Somehow the singers made it work! They sang beautifully while walking walking walking. Oropesa conveyed the delicacy and the fortitude of Mary, all the while singing with incisive attack, limpid legato, and fiery exactitude, whatever was required. She’s the whole package and the audience went crazy for her, especially after her interpolated high M in the finale. She came up through the Met apprentice program and is now singing leading roles there and all over - - while I’m sure that being a hit at the Met is very gratifying (they’re doing a new production of *Sonnambula* for her this coming season), it must give her a different kind of satisfaction to be the toast of the town in Salzburg or Covent Garden. I’ve got my eye on her, I hope she has a long and extraordinary career ahead of her.
Lindsey didn’t have the same degree of familiarity with the bel canto style but she sang with fervor, bit into the text with relish, and vamped up a storm. Scott thought someone might have reined her in a little - - she was giving full tilt Disney villainess with her body language. But our guess was that the director was only interested in the cast getting their steps in (as we hilariously read in an online review), he probably let them do their own thing apart from that.

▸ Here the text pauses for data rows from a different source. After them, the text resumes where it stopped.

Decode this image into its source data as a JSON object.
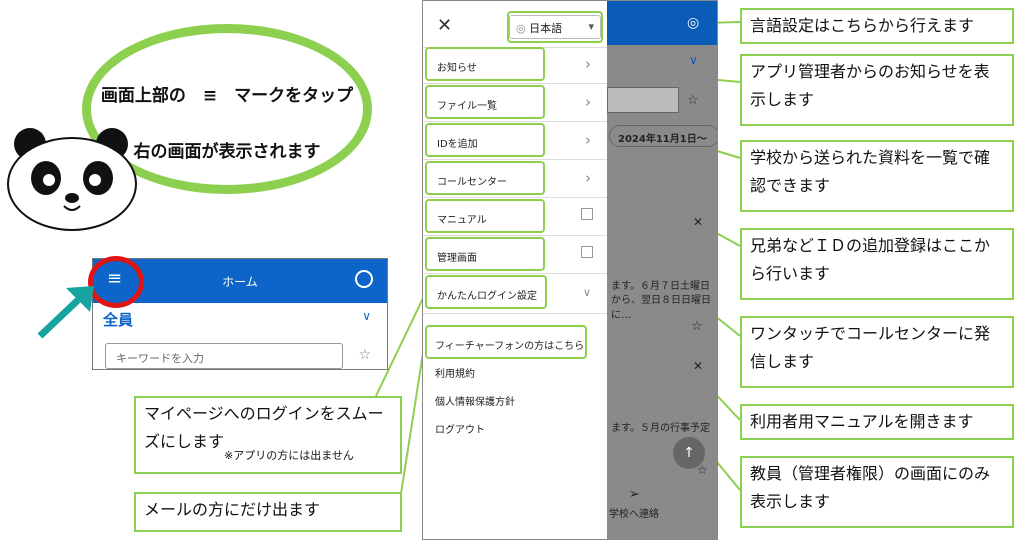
{
  "bubble": {
    "line1": "画面上部の　≡　マークをタップ",
    "line2": "右の画面が表示されます"
  },
  "mini": {
    "title": "ホーム",
    "hamburger": "≡",
    "all_label": "全員",
    "search_placeholder": "キーワードを入力",
    "star": "☆",
    "chevron": "∨"
  },
  "drawer": {
    "close": "✕",
    "language": "日本語",
    "globe": "◎",
    "caret": "▾",
    "items": [
      {
        "label": "お知らせ",
        "icon": "chevron-right"
      },
      {
        "label": "ファイル一覧",
        "icon": "chevron-right"
      },
      {
        "label": "IDを追加",
        "icon": "chevron-right"
      },
      {
        "label": "コールセンター",
        "icon": "chevron-right"
      },
      {
        "label": "マニュアル",
        "icon": "external-link"
      },
      {
        "label": "管理画面",
        "icon": "external-link"
      },
      {
        "label": "かんたんログイン設定",
        "icon": "chevron-down"
      }
    ],
    "feature_phone": "フィーチャーフォンの方はこちら",
    "terms": "利用規約",
    "privacy": "個人情報保護方針",
    "logout": "ログアウト"
  },
  "background": {
    "date_chip": "2024年11月1日～",
    "snippet1": "ます。６月７日土曜日",
    "snippet2": "から、翌日８日日曜日に…",
    "snippet3": "ます。５月の行事予定",
    "school_contact": "学校へ連絡"
  },
  "callouts": {
    "language": "言語設定はこちらから行えます",
    "notice": "アプリ管理者からのお知らせを表示します",
    "files": "学校から送られた資料を一覧で確認できます",
    "add_id": "兄弟などＩＤの追加登録はここから行います",
    "call_center": "ワンタッチでコールセンターに発信します",
    "manual": "利用者用マニュアルを開きます",
    "admin": "教員（管理者権限）の画面にのみ表示します",
    "easy_login": "マイページへのログインをスムーズにします",
    "easy_login_note": "※アプリの方には出ません",
    "feature_phone": "メールの方にだけ出ます"
  },
  "colors": {
    "accent_green": "#8dcf4f",
    "header_blue": "#0e65c9",
    "circle_red": "#e11414",
    "arrow_teal": "#17a3a0"
  }
}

I also want to mention tenor Bekhzod Davronov as the object of affection for both ladies. Oh what a lovely voice. Remember how I felt like the tenor in *Macbeth* was a parody of an Italian tenor? This guy had the best of that without going too far. He sang with taste and subtlety without holding back on the expression, always deeply Italianate in his vocalism. I would love to hear him again. I should also give a shout-out to conductor Antonello Manacorda and the hard-working Vienna Phil. They played three very different consecutive evenings, all of it right on target and with a feeling for the particular style they were playing that night. You don’t get this from the conductor, you get it from years of playing this music day in, day out. They were outstanding.